ACCTuner: OpenACC Auto-Tuner For Accelerated Scientific Applications
AdvisorsKeyes, David E.
MetadataShow full item record
AbstractWe optimize parameters in OpenACC clauses for a stencil evaluation kernel executed on Graphical Processing Units (GPUs) using a variety of machine learning and optimization search algorithms, individually and in hybrid combinations, and compare execution time performance to the best possible obtained from brute force search.

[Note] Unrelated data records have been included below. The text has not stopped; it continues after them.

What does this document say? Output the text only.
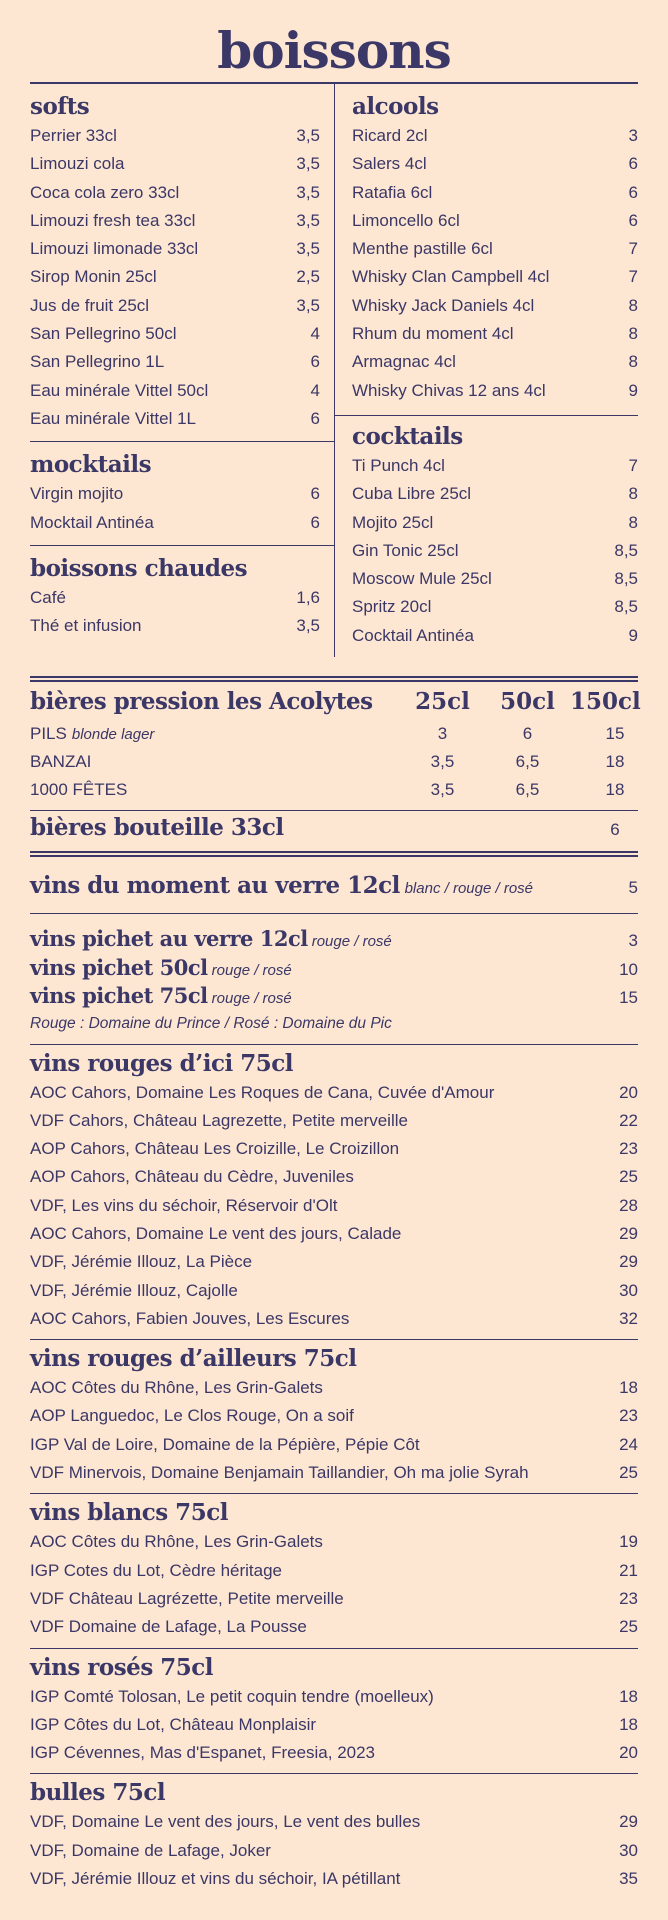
boissons
softs
Perrier 33cl	3,5
Limouzi cola	3,5
Coca cola zero 33cl	3,5
Limouzi fresh tea 33cl	3,5
Limouzi limonade 33cl	3,5
Sirop Monin 25cl	2,5
Jus de fruit 25cl	3,5
San Pellegrino 50cl	4
San Pellegrino 1L	6
Eau minérale Vittel 50cl	4
Eau minérale Vittel 1L	6
mocktails
Virgin mojito	6
Mocktail Antinéa	6
boissons chaudes
Café	1,6
Thé et infusion	3,5
alcools
Ricard 2cl	3
Salers 4cl	6
Ratafia 6cl	6
Limoncello 6cl	6
Menthe pastille 6cl	7
Whisky Clan Campbell 4cl	7
Whisky Jack Daniels 4cl	8
Rhum du moment 4cl	8
Armagnac 4cl	8
Whisky Chivas 12 ans 4cl	9
cocktails
Ti Punch 4cl	7
Cuba Libre 25cl	8
Mojito 25cl	8
Gin Tonic 25cl	8,5
Moscow Mule 25cl	8,5
Spritz 20cl	8,5
Cocktail Antinéa	9
bières pression les Acolytes	25cl	50cl 150cl
PILS blonde lager	3	6	15
BANZAI	3,5	6,5	18
1000 FÊTES	3,5	6,5	18
bières bouteille 33cl	6
vins du moment au verre 12cl blanc / rouge / rosé	5
vins pichet au verre 12cl rouge / rosé	3
vins pichet 50cl rouge / rosé	10
vins pichet 75cl rouge / rosé	15
Rouge : Domaine du Prince / Rosé : Domaine du Pic
vins rouges d’ici 75cl
AOC Cahors, Domaine Les Roques de Cana, Cuvée d'Amour	20
VDF Cahors, Château Lagrezette, Petite merveille	22
AOP Cahors, Château Les Croizille, Le Croizillon	23
AOP Cahors, Château du Cèdre, Juveniles	25
VDF, Les vins du séchoir, Réservoir d'Olt	28
AOC Cahors, Domaine Le vent des jours, Calade	29
VDF, Jérémie Illouz, La Pièce	29
VDF, Jérémie Illouz, Cajolle	30
AOC Cahors, Fabien Jouves, Les Escures	32
vins rouges d’ailleurs 75cl
AOC Côtes du Rhône, Les Grin-Galets	18
AOP Languedoc, Le Clos Rouge, On a soif	23
IGP Val de Loire, Domaine de la Pépière, Pépie Côt	24
VDF Minervois, Domaine Benjamain Taillandier, Oh ma jolie Syrah	25
vins blancs 75cl
AOC Côtes du Rhône, Les Grin-Galets	19
IGP Cotes du Lot, Cèdre héritage	21
VDF Château Lagrézette, Petite merveille	23
VDF Domaine de Lafage, La Pousse	25
vins rosés 75cl
IGP Comté Tolosan, Le petit coquin tendre (moelleux)	18
IGP Côtes du Lot, Château Monplaisir	18
IGP Cévennes, Mas d'Espanet, Freesia, 2023	20
bulles 75cl
VDF, Domaine Le vent des jours, Le vent des bulles	29
VDF, Domaine de Lafage, Joker	30
VDF, Jérémie Illouz et vins du séchoir, IA pétillant	35
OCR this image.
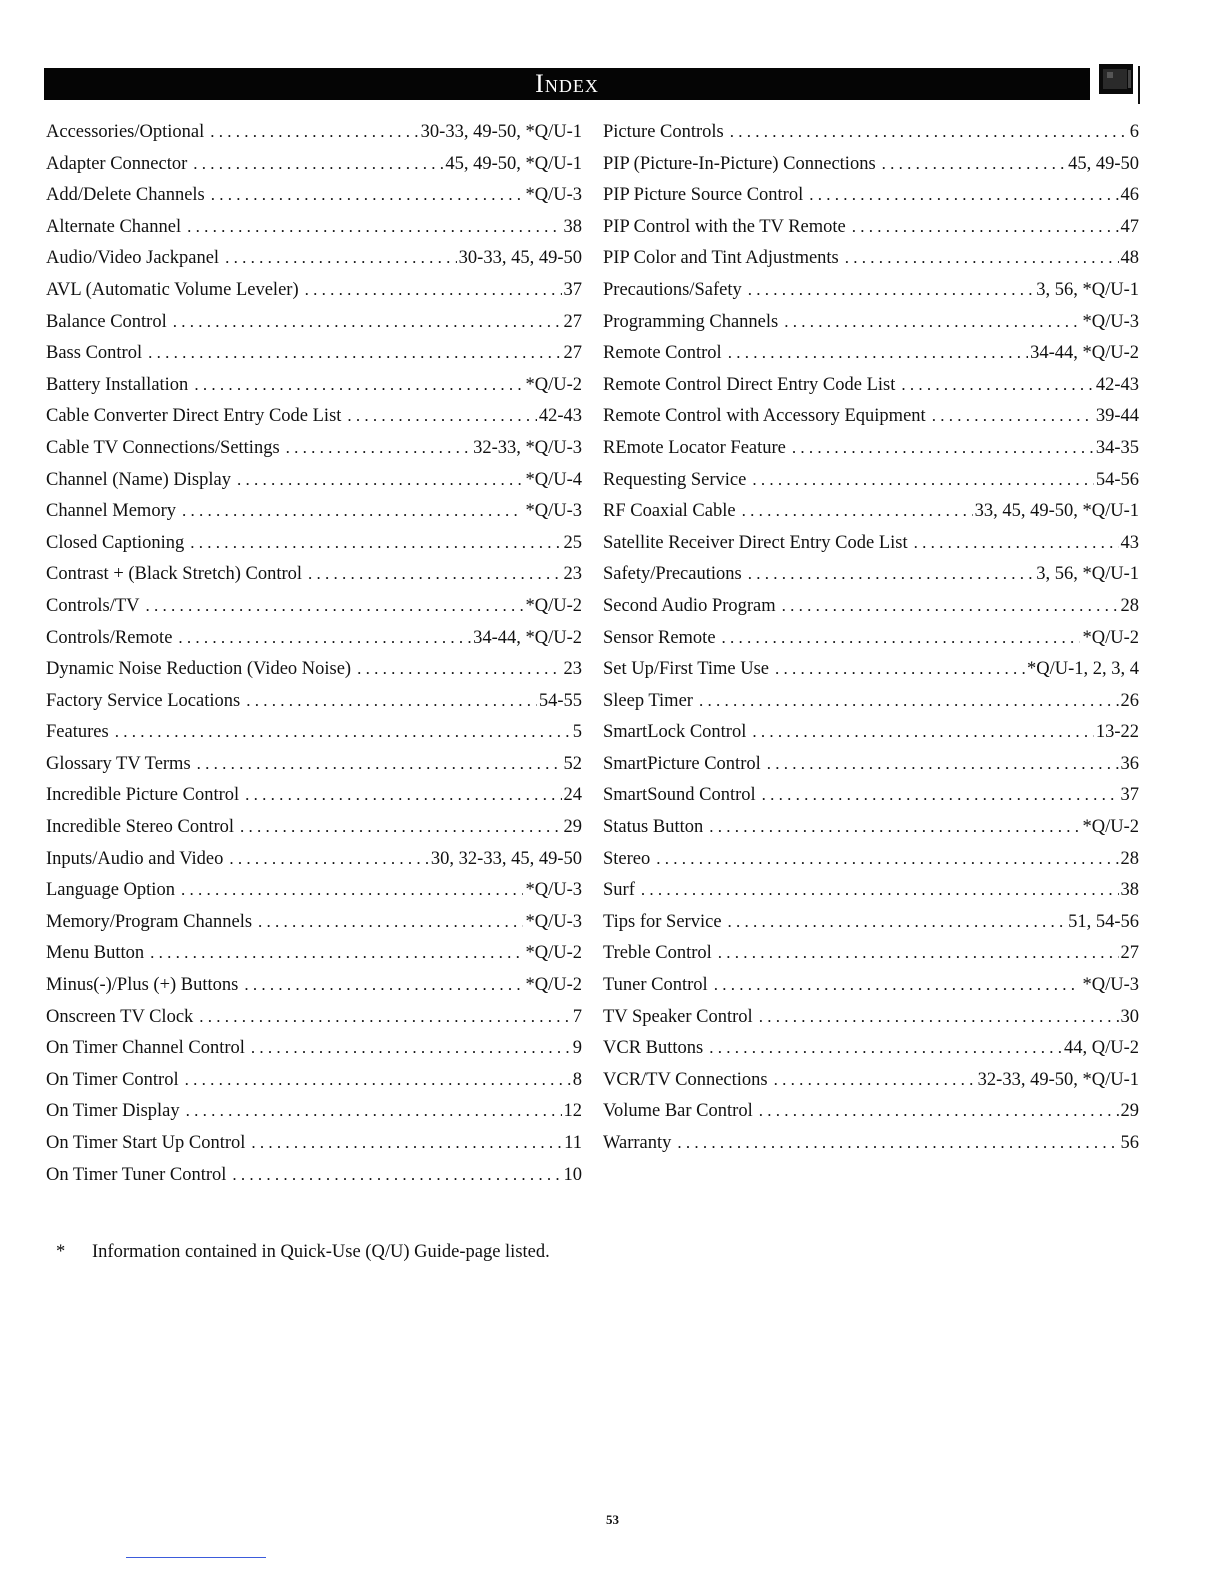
Index
Accessories/Optional . . .	30-33, 49-50, *Q/U-1
Adapter Connector . . .	45, 49-50, *Q/U-1
Add/Delete Channels . . .	*Q/U-3
Alternate Channel . . .	38
Audio/Video Jackpanel . . .	30-33, 45, 49-50
AVL (Automatic Volume Leveler) . . .	37
Balance Control . . .	27
Bass Control . . .	27
Battery Installation . . .	*Q/U-2
Cable Converter Direct Entry Code List . . .	42-43
Cable TV Connections/Settings . . .	32-33, *Q/U-3
Channel (Name) Display . . .	*Q/U-4
Channel Memory . . .	*Q/U-3
Closed Captioning . . .	25
Contrast + (Black Stretch) Control . . .	23
Controls/TV . . .	*Q/U-2
Controls/Remote . . .	34-44, *Q/U-2
Dynamic Noise Reduction (Video Noise) . . .	23
Factory Service Locations . . .	54-55
Features . . .	5
Glossary TV Terms . . .	52
Incredible Picture Control . . .	24
Incredible Stereo Control . . .	29
Inputs/Audio and Video . . .	30, 32-33, 45, 49-50
Language Option . . .	*Q/U-3
Memory/Program Channels . . .	*Q/U-3
Menu Button . . .	*Q/U-2
Minus(-)/Plus (+) Buttons . . .	*Q/U-2
Onscreen TV Clock . . .	7
On Timer Channel Control . . .	9
On Timer Control . . .	8
On Timer Display . . .	12
On Timer Start Up Control . . .	11
On Timer Tuner Control . . .	10
Picture Controls . . .	6
PIP (Picture-In-Picture) Connections . . .	45, 49-50
PIP Picture Source Control . . .	46
PIP Control with the TV Remote . . .	47
PIP Color and Tint Adjustments . . .	48
Precautions/Safety . . .	3, 56, *Q/U-1
Programming Channels . . .	*Q/U-3
Remote Control . . .	34-44, *Q/U-2
Remote Control Direct Entry Code List . . .	42-43
Remote Control with Accessory Equipment . . .	39-44
REmote Locator Feature . . .	34-35
Requesting Service . . .	54-56
RF Coaxial Cable . . .	33, 45, 49-50, *Q/U-1
Satellite Receiver Direct Entry Code List . . .	43
Safety/Precautions . . .	3, 56, *Q/U-1
Second Audio Program . . .	28
Sensor Remote . . .	*Q/U-2
Set Up/First Time Use . . .	*Q/U-1, 2, 3, 4
Sleep Timer . . .	26
SmartLock Control . . .	13-22
SmartPicture Control . . .	36
SmartSound Control . . .	37
Status Button . . .	*Q/U-2
Stereo . . .	28
Surf . . .	38
Tips for Service . . .	51, 54-56
Treble Control . . .	27
Tuner Control . . .	*Q/U-3
TV Speaker Control . . .	30
VCR Buttons . . .	44, Q/U-2
VCR/TV Connections . . .	32-33, 49-50, *Q/U-1
Volume Bar Control . . .	29
Warranty . . .	56
* Information contained in Quick-Use (Q/U) Guide-page listed.
53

Several auto-tuning techniques – historic learning, random walk, simulated annealing, Nelder-Mead, and genetic algorithms – are evaluated over a large two-dimensional parameter space not satisfactorily addressed to date by OpenACC compilers, consisting of gang size and vector length. A hybrid of historic learning and Nelder-Mead delivers the best balance of high performance and low tuning effort. GPUs are employed over an increasing range of applications due to the performance available from their large number of cores, as well as their energy efficiency. However, writing code that takes advantage of their massive fine-grained parallelism requires deep knowledge of the hardware, and is generally a complex task involving program transformation and the selection of many parameters. To improve programmer productivity, the directive-based programming model OpenACC was announced as an industry standard in 2011. Various compilers have been developed to support this model, the most notable being those by Cray, CAPS, and PGI. While the architecture and number of cores have evolved rapidly, the compilers have failed to keep up at configuring the parallel program to run most e ciently on the hardware. Following successful approaches to obtain high performance in kernels for cache-based processors using auto-tuning, we approach this compiler-hardware gap in GPUs by employing auto-tuning for the key parameters “gang” and “vector” in OpenACC clauses. We demonstrate results for a stencil evaluation kernel typical of seismic imaging over a variety of realistically sized three-dimensional grid configurations, with different truncation error orders in the spatial dimensions. Apart from random walk and historic learning based on nearest neighbor in grid size, most of our heuristics, including the one that proves best, appear to be applied in this context for the first time. This work is a stepping-stone towards an OpenACC auto-tuning framework for more general high-performance numerical kernels optimized for GPU computations.